CommunicationMeetings7 min read

How to speak up in meetings: the mental shift that makes it easy

March 14, 2026

You have the thought. You know it's relevant. You open your mouth, and someone else starts talking. Or worse: you stay quiet, the moment passes, and twenty minutes later someone says exactly what you were thinking and everyone nods.

Research from Brigham Young University found that women speak 25% less than men in group settings. Introverts, junior employees, and people from high-context cultures report the same pattern. They have contributions to make, and something stops them from making them.

It's not usually a lack of ideas. It's a mechanics problem.

The real reason you don't speak up

A lot of "how to be more assertive in meetings" advice focuses on mindset: believe in yourself, your ideas matter, stop seeking permission. This is fine but useless in the moment.

The actual friction is timing and entry. You're waiting for the perfect moment, crafting the perfect sentence, and by the time you're ready, the conversation has moved on.

The fix is mechanical, not psychological.

The three-word entry technique

The most effective way to break into a meeting is to use a short transitional phrase that signals you're about to speak, before you've finished your full thought.

Examples: - "Building on that…" - "One thing I'd add…" - "I want to flag something…" - "Can I push back on that?" - "That reminds me of…"

Say the phrase, then pause for a half-beat. The room turns to you. Now you have the floor, and you have two seconds to collect your thought.

This works because it breaks the activation energy problem. You don't need to have a polished thought. You need to claim the floor first.

The "yes, and" principle

When you don't know what to say, the safest move is to validate and extend whatever was just said:

"Yes, and I think this connects to [the Q3 issue / the customer feedback we got / the risk we identified last sprint]."

You're not disagreeing. You're contributing continuity. This is low-stakes and almost always valuable.

How to disagree without derailing the meeting

Disagreeing in meetings is high-risk because people conflate "you're wrong" with "I don't respect your idea." The way around this is to separate the idea from the conclusion:

Instead of: "I don't think that will work."

Say: "I'm curious about one assumption here: [assumption]. If that's off, does the approach change?"

You're not saying they're wrong. You're asking a question that makes the weakness visible without ownership.

This is also much harder to dismiss. A question requires an answer; a statement can be ignored.

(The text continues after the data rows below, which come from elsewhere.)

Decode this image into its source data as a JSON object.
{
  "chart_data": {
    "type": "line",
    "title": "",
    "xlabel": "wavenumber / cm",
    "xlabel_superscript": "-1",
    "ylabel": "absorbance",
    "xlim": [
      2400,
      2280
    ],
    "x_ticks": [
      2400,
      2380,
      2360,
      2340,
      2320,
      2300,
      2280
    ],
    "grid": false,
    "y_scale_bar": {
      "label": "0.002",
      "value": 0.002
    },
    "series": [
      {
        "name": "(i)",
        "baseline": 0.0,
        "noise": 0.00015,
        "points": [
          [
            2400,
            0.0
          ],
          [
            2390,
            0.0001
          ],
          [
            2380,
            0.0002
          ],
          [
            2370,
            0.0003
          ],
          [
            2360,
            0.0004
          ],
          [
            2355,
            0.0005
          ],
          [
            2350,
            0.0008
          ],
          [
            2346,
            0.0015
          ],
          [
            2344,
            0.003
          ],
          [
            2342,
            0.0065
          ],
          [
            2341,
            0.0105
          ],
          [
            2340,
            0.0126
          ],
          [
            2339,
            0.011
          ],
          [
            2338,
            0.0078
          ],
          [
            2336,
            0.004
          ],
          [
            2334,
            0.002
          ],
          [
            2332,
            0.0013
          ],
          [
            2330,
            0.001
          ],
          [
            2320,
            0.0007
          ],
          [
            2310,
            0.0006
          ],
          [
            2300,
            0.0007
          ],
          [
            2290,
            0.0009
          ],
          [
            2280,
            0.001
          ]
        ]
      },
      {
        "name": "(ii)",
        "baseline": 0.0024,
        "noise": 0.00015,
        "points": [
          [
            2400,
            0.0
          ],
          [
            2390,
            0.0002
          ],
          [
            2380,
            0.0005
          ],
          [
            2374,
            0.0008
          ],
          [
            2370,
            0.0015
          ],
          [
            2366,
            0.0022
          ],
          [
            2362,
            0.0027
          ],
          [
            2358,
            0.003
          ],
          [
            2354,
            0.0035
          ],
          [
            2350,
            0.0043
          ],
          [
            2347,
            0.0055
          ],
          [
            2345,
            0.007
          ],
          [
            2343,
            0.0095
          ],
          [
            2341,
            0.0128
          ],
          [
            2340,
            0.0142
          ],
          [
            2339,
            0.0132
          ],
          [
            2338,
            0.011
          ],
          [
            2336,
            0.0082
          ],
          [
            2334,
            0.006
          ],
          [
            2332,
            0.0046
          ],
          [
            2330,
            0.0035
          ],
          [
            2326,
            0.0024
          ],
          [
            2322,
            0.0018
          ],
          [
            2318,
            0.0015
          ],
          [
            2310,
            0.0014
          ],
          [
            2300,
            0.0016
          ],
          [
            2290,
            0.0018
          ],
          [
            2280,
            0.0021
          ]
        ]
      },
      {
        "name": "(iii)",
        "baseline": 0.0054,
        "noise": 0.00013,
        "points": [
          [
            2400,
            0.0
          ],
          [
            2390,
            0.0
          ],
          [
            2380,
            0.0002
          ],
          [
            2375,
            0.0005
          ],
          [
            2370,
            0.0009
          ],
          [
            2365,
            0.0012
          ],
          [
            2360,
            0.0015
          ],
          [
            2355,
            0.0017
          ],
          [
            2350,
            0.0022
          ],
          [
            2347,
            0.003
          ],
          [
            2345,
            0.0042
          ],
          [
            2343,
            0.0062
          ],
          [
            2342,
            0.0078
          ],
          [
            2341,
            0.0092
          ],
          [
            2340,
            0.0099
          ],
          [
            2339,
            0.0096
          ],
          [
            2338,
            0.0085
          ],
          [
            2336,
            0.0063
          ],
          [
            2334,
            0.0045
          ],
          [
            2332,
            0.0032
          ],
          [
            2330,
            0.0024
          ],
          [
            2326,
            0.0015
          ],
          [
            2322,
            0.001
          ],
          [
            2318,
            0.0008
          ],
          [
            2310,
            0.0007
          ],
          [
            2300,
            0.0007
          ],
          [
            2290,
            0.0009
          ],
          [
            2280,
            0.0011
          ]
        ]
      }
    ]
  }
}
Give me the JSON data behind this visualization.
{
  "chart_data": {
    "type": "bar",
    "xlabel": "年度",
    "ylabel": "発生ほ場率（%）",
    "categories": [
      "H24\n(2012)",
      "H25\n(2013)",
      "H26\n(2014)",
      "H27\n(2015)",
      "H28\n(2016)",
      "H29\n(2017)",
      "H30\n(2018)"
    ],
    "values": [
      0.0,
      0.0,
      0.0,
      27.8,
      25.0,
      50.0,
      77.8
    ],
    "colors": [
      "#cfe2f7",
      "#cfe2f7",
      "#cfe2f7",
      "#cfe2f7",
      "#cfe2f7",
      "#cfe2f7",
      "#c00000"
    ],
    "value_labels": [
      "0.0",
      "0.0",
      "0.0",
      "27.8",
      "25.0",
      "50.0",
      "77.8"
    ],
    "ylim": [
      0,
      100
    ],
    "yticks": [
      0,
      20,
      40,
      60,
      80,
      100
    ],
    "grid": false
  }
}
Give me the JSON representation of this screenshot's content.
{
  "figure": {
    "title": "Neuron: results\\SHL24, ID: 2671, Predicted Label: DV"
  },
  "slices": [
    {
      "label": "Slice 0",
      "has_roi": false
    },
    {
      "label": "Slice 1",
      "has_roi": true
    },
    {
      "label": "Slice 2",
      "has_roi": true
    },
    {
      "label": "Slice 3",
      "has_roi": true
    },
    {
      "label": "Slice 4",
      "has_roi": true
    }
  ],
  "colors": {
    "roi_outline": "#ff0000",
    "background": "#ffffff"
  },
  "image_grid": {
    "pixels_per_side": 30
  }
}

The 48-hour rule for quiet people

If speaking up in live meetings feels impossible right now, start with a 48-hour rule: within 48 hours of any meeting, send a follow-up message (Slack, email, doesn't matter) with one observation or question that you didn't say in the meeting.

This does two things: 1. It builds the habit of formulating and expressing ideas 2. It changes how people see you, as someone who's thinking even when quiet

Over time, the gap between "thinking it" and "saying it in the room" shrinks.

Practice the mechanics, not the mindset

Speaking up in meetings is a skill, not a personality trait. Like any skill, it responds to deliberate practice:

  • Watch how high-status speakers enter conversations: they interrupt gracefully, use transitional phrases, and claim the floor before they have the full thought
  • Commit to one contribution per meeting: not more, just one. Lower the bar enough that it's achievable
  • Prepare a question before every meeting you attend: even if you don't ask it, having it ready reduces the mental load

The goal isn't to talk more. It's to stop self-filtering the contributions that would actually matter.